Speaking of new development websites and monikers, the Citizens Housing Corporation development that’s filling the block bordered by 18th, 19th, Alabama and Florida has been dubbed Mosaica 601 (or 601 Alabama as far as the post office is concerned).
A bit more detail on the 151 units: 93 apartments for families earning 25% to 50% of the area median income (AMI); 24 apartments for low-income seniors earning between 15% and 35% of AMI; and 34 condominium townhomes (including 21 BMR units ranging in price from $181,089 to $344,727 and available to those earning between 80 and 120% of the 2008 San Francisco Median Income).
And floor plans (ranging from 1,013 to 1,409 square feet), an overview, and additional details are now available online.
∙ You Ask, We Answer, You Embellish: Big Developments In The Mission [SocketSite]
∙ Mosaica 601 (601 Alabama) [mosaica601.com]
Good to see that now even those earning less than SF’s median income can live in ridiculous sounding developments with made up names.
foolio, you beat me to it. I can just hear the branding consultants at work at this one….”a mixed income community, a mosaic of our diverse city…I’ve got it MOSAICA!
“93 apartments for families earning 25% to 50% of the area median income (AMI); 24 apartments for low-income seniors earning between 15% and 35% of AMI”
How does the project lease these apartments (i.e., who is the landlord)?
I hope there’s some developers reading this: stop with the idiotic sounding building monikers as if they were pharmaceuticals! (Anyone want to live in Cialis?) Buildings should have addresses. Unless you’re a landmark building (e.g. Empire State Building) or house some special function or company, the building should have an address, not a stupid corporate marketing name. I for one would never buy a unit in a project with an idiotic name like “Infinity” or “Mosaica” or “Arterra.” In addition to being the height of stupid cheese, the names heighten the sense that rather than buying a home, you’re simply buying a share of some faceless, slick, impersonal pre-packaged fantasyland of which you’re nothing more than a number.
Ha! Did anyone look at their website and take a look at the “neighborhood map.” The map must have been made from someone out of town or someone very sloppy, because those idiots added a new diagonal street cutting all the way across the mission. I was totally disoriented looking at the map at first.
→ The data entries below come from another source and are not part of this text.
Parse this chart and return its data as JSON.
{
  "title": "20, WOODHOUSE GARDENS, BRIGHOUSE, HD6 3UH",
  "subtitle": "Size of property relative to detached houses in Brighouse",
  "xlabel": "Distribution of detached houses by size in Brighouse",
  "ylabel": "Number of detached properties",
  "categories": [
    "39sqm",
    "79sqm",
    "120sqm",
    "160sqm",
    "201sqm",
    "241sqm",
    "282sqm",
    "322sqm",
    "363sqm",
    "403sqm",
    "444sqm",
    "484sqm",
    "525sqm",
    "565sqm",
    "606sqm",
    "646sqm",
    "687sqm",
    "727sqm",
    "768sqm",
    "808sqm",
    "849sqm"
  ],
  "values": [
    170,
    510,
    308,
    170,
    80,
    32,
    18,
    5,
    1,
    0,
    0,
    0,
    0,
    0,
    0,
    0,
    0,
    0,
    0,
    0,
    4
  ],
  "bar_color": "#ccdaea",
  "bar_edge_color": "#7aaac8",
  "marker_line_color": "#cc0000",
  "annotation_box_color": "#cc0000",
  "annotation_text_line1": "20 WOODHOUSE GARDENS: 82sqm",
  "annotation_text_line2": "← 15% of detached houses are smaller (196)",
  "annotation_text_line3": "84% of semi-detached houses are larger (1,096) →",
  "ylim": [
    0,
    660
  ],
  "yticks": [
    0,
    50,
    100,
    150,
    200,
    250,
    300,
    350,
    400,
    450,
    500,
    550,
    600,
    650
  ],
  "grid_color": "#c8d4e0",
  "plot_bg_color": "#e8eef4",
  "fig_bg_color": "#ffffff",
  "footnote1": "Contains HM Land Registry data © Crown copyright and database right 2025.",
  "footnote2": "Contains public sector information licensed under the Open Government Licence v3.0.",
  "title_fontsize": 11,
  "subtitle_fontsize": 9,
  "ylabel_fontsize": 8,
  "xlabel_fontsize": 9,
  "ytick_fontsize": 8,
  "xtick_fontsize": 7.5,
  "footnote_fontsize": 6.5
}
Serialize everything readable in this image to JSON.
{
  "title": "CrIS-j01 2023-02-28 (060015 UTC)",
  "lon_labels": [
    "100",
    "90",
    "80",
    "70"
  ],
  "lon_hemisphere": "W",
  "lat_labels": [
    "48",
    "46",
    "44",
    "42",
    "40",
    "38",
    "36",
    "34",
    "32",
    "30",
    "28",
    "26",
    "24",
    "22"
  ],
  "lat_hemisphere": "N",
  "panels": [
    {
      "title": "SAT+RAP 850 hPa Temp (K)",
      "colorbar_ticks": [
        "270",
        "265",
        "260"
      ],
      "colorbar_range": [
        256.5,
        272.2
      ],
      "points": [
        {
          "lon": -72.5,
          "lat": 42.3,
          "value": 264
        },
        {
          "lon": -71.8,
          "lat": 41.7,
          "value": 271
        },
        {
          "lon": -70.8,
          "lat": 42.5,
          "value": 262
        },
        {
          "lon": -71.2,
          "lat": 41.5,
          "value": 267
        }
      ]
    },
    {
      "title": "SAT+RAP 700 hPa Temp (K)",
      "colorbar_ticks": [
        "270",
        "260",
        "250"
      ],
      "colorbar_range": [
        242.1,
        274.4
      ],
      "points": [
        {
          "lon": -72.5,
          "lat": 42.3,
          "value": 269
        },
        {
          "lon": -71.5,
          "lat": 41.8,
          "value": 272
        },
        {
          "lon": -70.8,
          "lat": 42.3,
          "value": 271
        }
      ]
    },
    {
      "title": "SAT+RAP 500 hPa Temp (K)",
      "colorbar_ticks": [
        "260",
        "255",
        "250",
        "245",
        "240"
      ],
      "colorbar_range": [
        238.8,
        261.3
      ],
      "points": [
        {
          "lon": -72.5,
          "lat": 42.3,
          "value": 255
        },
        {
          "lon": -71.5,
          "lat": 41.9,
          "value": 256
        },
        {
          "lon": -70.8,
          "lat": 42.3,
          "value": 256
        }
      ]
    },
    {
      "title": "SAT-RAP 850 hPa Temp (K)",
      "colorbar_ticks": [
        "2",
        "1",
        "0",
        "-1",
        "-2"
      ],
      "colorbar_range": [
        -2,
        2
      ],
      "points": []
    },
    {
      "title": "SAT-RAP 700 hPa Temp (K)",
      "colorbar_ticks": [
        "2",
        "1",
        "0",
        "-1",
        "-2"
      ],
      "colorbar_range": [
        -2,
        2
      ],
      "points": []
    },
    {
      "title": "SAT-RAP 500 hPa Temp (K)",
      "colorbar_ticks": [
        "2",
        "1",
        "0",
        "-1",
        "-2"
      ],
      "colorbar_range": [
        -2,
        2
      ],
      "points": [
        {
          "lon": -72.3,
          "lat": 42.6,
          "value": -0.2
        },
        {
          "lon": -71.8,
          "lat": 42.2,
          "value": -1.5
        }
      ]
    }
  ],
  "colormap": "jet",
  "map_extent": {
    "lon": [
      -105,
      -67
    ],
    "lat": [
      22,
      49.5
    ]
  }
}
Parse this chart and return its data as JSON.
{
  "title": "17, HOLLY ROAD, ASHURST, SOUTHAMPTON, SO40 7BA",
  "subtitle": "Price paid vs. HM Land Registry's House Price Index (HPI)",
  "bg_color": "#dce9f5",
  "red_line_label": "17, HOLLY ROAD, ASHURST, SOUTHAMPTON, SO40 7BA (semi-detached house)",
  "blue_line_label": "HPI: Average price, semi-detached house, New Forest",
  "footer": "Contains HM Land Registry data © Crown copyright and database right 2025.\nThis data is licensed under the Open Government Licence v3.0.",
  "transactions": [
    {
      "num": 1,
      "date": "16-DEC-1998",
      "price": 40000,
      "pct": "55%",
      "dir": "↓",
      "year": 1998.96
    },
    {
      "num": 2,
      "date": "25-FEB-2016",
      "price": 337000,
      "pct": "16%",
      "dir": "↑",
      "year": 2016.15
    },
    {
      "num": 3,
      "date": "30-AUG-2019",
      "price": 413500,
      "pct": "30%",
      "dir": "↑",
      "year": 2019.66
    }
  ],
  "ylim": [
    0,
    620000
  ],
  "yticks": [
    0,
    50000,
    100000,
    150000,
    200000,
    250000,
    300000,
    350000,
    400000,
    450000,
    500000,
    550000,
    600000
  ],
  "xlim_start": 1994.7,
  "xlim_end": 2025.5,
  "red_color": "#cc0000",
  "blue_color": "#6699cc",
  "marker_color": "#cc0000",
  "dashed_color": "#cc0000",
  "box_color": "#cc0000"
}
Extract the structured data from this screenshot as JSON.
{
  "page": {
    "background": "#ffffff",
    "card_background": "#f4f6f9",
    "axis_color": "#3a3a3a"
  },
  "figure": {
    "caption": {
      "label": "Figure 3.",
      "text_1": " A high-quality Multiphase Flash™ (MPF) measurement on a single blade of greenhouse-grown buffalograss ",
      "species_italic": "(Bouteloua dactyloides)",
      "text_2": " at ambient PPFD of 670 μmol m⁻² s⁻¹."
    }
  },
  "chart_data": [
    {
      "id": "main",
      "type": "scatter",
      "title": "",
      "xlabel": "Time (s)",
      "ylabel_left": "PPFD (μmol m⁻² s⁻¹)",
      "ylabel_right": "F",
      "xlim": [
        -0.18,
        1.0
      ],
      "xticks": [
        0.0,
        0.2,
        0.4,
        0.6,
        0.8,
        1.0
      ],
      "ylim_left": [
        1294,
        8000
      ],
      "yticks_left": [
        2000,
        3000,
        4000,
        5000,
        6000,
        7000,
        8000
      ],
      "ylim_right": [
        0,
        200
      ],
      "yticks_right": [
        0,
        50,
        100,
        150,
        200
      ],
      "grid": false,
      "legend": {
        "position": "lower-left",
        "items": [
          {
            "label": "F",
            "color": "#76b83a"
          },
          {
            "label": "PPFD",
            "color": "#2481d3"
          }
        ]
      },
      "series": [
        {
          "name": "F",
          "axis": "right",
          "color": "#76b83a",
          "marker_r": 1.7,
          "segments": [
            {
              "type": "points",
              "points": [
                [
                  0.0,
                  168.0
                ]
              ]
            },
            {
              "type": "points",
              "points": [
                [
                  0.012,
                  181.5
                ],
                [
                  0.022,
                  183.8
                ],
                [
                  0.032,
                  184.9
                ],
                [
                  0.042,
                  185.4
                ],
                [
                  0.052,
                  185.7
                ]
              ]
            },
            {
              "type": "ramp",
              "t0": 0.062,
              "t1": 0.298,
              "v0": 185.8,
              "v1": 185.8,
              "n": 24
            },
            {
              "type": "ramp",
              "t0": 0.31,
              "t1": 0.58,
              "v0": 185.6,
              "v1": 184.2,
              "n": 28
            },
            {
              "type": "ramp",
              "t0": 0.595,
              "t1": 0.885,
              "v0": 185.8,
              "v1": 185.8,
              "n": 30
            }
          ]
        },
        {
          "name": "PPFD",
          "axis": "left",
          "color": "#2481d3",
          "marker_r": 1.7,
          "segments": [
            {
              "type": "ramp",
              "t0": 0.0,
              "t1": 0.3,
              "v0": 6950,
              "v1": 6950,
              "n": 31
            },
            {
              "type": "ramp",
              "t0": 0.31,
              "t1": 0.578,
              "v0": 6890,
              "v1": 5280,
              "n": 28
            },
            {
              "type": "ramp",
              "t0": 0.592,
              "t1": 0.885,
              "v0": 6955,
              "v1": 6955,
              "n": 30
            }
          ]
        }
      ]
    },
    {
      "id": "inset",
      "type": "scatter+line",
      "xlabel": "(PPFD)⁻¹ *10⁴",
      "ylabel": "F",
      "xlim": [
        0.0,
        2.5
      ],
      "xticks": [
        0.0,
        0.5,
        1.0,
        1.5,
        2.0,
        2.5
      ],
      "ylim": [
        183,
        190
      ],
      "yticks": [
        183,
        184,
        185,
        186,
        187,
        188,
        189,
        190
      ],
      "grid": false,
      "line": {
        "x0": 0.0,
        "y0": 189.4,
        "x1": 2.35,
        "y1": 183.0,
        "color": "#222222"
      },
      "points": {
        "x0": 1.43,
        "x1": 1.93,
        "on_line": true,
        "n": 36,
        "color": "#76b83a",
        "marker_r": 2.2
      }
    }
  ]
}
It looks like it’s maybe supposed to be Market St? I think it’s just misrepresented as being a lot closer to the property.
Who’s paying for these?
Market is in the upper left. That angled street makes no sense at all.
I looked at the Google map and you’re absolutely right. I have no idea what the angled street is supposed to represent.
I wonder if the “affordability” of these units might be affected by the recent financing changes mentioned in todays’ other post(much more $$$ down, etc.)?
Another fun map fact : The Anchor Steam Brewery is listed as a nearby place to eat. I always knew their Old Foghorn barleywine was chewy, but not knife and fork chewy.
And “Bottom of the Hill” listed as a place to shop ? For what ? A date ?
Also Slow Club, Bar Bambino, Elixer : shopping ? C’mon !
But nothing on Potrero Hill’s 20th and 18th street commercial districts are marked. Baffling.
Cartography : D-
Is it just me or does Mosaica sound like a name from an old Japanese monster movie?
Citizen’s Housing Corporation owns and will manage the property
http://www.citizenshousing.org/index.php?option=com_content&view=category&layout=blog&id=61&Itemid=83
anyone know a good leasing manager?
http://www.jobshelf.com/published/jobs/job_detail_9665.html
what a boring design. nice to see some affordable housing developments though…
what diagonal is everyone talking about? I don’t see anything off on any of the streets.
One the plus side, those three bedroom floor plans are actually family-and-roommate friendly compared to a lot of the new condo developments written about here (nice separation between the bedrooms).
They already removed the diagonal – that didn’t take long.
they did not remove the diagonal. it still shows up on my computer, and I tried reloading it several times.
I don’t see a diagonal, except for Treat which is, indeed, a real street.
Yup, the diagonal has been removed and Bottom of the Hill is now correctly marked as “nightlife” rather than “shopping”.
It looks like Anchor Steam Brewery is still accepting dinner reservations though 🙂
I took a screenshot of the old messed up map that I can send to the SS editors if interested.
Well, I guess this shows that the Mosaica marketing staff do indeed read SocketSite (as any SFRE marketing org should) as well as responding quickly. They should buy realist a drink for finding their errors.
Realist-
You probably just need to clear your cache. The diagonal is now gone. That was an impressively quick correction.
It’s Anchor Brewery. One of their beers is called Anchor Steam.